The taxpayer receives interest income from French sources.
Reasons for Decision
Subsection 6-5(2) of the ITAA 1997 provides that the assessable income of an Australian resident includes ordinary income derived directly or indirectly from all sources, whether in or out of Australia, during the income year.
Interest income is ordinary income for the purposes of subsection 6-5(2) of the ITAA 1997.
In determining liability to Australian tax on foreign sourced income it is necessary to consider not only the income tax laws, but also any applicable double tax agreement contained in the International Tax Agreements Act 1953 (the Agreements Act).
Section 4 of the Agreements Act incorporates that Act with the Income Tax Assessment Act 1936 (ITAA 1936) and the ITAA 1997 so that those Acts are read as one.
Schedule 11 to the Agreements Act contains the double tax convention between Australia and the France (the French Agreement). Schedule 11A to the Agreements Act contains the protocol amending the French Agreement (the Protocol). The French Agreement and the Protocol operate to avoid double taxation of income received by Australian and French residents.
Article 10(1) of the French Agreement provides that interest income arising in France, being interest to which a resident of Australia is beneficially entitled, may be taxed in France but the rate of tax shall not exceed 10 per cent of the gross amount of the interest.
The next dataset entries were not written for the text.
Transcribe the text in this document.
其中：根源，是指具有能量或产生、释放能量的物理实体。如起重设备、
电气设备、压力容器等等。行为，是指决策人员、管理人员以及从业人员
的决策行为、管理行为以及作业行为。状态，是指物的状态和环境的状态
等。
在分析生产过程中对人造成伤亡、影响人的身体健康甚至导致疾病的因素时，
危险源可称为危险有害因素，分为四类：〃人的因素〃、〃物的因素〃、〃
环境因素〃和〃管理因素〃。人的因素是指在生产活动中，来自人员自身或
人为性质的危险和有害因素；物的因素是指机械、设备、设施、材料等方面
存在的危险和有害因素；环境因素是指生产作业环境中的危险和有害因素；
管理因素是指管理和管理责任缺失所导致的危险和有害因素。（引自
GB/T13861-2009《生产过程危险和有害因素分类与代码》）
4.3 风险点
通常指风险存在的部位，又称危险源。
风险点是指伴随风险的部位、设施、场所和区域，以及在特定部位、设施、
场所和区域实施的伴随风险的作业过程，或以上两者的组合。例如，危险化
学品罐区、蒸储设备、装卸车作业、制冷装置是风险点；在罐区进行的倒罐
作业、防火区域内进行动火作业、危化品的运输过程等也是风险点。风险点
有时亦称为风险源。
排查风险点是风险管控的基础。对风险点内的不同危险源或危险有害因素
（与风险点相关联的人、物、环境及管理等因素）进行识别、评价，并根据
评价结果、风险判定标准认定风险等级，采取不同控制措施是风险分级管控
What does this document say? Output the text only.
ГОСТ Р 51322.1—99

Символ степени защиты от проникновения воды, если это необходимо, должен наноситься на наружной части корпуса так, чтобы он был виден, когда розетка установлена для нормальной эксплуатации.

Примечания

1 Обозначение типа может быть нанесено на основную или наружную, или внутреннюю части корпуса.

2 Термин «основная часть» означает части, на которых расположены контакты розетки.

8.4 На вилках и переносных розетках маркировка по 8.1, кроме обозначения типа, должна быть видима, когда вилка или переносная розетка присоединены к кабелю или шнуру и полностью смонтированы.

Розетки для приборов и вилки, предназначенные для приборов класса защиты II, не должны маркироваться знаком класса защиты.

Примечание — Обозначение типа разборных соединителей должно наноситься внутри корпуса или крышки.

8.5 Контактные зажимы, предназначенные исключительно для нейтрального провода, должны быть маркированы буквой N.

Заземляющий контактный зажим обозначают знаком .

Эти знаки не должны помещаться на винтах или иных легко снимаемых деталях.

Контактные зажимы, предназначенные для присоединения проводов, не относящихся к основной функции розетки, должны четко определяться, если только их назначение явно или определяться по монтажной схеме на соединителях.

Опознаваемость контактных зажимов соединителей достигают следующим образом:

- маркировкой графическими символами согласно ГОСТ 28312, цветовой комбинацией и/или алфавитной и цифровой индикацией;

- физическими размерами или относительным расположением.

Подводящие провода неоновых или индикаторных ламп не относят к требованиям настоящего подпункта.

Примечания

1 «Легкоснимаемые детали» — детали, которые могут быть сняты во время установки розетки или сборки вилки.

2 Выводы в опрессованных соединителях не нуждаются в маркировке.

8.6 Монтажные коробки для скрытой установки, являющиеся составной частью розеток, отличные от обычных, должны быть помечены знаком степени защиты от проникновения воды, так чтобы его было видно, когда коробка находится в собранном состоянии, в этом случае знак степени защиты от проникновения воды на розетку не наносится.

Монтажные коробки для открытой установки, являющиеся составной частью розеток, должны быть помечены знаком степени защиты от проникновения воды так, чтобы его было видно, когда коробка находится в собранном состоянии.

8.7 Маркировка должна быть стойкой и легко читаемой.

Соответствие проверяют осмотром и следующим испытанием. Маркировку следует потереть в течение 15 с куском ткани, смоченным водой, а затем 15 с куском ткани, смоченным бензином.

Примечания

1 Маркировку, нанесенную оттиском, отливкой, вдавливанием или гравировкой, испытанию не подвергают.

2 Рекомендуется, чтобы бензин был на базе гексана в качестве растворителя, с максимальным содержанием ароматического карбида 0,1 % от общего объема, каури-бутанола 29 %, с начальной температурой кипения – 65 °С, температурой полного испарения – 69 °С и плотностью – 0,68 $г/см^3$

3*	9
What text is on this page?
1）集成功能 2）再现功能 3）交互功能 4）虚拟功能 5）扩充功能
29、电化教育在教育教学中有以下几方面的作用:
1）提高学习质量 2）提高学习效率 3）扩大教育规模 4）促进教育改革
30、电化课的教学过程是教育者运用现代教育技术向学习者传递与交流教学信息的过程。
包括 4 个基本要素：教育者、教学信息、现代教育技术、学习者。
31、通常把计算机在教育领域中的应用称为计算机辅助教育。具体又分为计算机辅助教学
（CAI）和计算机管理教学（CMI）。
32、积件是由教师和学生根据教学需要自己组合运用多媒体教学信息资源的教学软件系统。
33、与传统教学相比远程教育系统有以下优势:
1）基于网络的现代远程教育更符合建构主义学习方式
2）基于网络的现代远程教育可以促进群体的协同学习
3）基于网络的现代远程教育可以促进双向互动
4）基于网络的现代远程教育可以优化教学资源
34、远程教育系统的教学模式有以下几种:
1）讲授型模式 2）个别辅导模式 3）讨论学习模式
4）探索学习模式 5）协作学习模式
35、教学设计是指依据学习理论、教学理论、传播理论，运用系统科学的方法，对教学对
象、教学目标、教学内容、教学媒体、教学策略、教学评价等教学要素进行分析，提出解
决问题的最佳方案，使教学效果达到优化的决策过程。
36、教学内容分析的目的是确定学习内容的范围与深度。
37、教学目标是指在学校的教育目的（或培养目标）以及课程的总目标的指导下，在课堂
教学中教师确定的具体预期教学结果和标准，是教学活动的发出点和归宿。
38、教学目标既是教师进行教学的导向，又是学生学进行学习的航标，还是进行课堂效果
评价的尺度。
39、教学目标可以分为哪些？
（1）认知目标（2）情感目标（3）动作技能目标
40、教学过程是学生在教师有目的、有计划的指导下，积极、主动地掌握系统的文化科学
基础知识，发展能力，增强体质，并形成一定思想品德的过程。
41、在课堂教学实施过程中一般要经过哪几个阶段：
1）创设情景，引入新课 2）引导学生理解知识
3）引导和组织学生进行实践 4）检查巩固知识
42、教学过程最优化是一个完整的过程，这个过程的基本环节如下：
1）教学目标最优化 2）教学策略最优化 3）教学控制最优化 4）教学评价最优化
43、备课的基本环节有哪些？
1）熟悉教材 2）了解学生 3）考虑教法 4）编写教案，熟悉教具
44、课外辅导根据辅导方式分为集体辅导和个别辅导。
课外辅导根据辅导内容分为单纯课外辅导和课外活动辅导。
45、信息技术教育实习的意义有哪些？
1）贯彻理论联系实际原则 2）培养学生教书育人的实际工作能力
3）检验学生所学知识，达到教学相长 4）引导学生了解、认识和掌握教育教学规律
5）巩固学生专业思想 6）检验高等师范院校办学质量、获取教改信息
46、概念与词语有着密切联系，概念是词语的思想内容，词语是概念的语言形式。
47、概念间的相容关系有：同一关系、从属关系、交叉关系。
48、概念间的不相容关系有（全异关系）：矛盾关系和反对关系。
Article 23(1) of the French Agreement provides that a credit against Australian tax will be allowed for any tax paid in France (in accordance with the law of Australia) where tax has been paid under French law and in accordance with the French Agreement.
Subsection 160AF(1) of the ITAA 1936 provides that where the assessable income of a resident contains foreign sourced income and foreign tax has been paid on that income, a foreign tax credit will be allowed. The foreign tax credit allowed against Australian income tax is the lesser of: • the amount of that foreign tax paid, reduced in accordance with any relief available to the taxpayer under the law relating to that tax, and • the amount of Australian tax payable in respect of the foreign income.
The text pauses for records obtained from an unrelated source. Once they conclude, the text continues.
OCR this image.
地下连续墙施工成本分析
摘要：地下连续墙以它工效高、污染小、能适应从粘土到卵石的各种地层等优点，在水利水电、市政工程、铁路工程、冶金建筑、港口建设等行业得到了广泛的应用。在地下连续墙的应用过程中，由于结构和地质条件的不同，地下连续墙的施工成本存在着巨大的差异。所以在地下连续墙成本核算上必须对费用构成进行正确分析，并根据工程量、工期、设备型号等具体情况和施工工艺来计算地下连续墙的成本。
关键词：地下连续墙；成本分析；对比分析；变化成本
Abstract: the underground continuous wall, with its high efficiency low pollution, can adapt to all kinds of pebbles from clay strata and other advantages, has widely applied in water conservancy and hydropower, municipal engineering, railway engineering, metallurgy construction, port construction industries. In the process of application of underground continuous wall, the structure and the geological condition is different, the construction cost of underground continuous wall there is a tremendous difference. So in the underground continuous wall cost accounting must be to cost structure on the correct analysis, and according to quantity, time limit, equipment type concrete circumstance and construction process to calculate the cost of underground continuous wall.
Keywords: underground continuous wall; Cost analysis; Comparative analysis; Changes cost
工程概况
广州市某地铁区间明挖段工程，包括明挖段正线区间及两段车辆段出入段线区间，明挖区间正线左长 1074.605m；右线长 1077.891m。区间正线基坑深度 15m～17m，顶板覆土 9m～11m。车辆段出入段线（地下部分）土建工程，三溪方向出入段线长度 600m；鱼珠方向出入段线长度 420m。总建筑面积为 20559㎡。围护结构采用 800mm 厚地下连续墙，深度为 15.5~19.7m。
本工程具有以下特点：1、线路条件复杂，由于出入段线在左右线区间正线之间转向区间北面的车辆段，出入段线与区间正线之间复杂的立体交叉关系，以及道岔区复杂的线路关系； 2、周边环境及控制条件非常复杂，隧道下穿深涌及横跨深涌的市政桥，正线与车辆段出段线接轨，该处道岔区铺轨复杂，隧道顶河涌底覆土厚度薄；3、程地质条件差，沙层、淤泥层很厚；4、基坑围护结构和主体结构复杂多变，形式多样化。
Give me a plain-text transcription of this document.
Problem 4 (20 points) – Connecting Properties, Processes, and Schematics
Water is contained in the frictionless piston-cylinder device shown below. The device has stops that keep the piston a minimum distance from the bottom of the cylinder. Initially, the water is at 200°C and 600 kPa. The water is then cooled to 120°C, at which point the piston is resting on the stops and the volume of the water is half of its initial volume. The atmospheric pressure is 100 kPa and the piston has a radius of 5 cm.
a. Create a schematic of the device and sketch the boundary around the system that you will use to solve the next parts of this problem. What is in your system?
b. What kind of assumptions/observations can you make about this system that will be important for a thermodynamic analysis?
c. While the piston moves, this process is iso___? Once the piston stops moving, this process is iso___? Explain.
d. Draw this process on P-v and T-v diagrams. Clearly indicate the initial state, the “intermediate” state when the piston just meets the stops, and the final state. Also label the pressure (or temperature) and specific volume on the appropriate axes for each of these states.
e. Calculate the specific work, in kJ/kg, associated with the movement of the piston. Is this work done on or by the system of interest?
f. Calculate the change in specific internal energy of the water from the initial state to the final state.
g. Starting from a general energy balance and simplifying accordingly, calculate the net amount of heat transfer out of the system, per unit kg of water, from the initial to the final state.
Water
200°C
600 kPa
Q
As the taxpayer is an Australian resident, the interest income forms part of their assessable income under subsection 6-5(2) of the ITAA 1997. If French tax is paid in relation to this interest, a foreign tax credit will be allowed. However, the amount of French tax that may be considered for a credit under the foreign tax credit provisions is limited to 10 percent of the gross amount of interest. Note: If the French tax is less than the Australian tax that will be payable then the taxpayer will be entitled to a full credit for the French tax paid. Where the French tax paid is greater than the Australian tax payable, the taxpayer is only entitled to a credit equal to the value of the Australian tax payable and cannot recover any excess French tax paid. However, under section 160AFE of the ITAA 1936, any excess foreign tax credit can be carried forward for a maximum of five years for application against any future tax payable on the taxpayer's foreign income of the same class.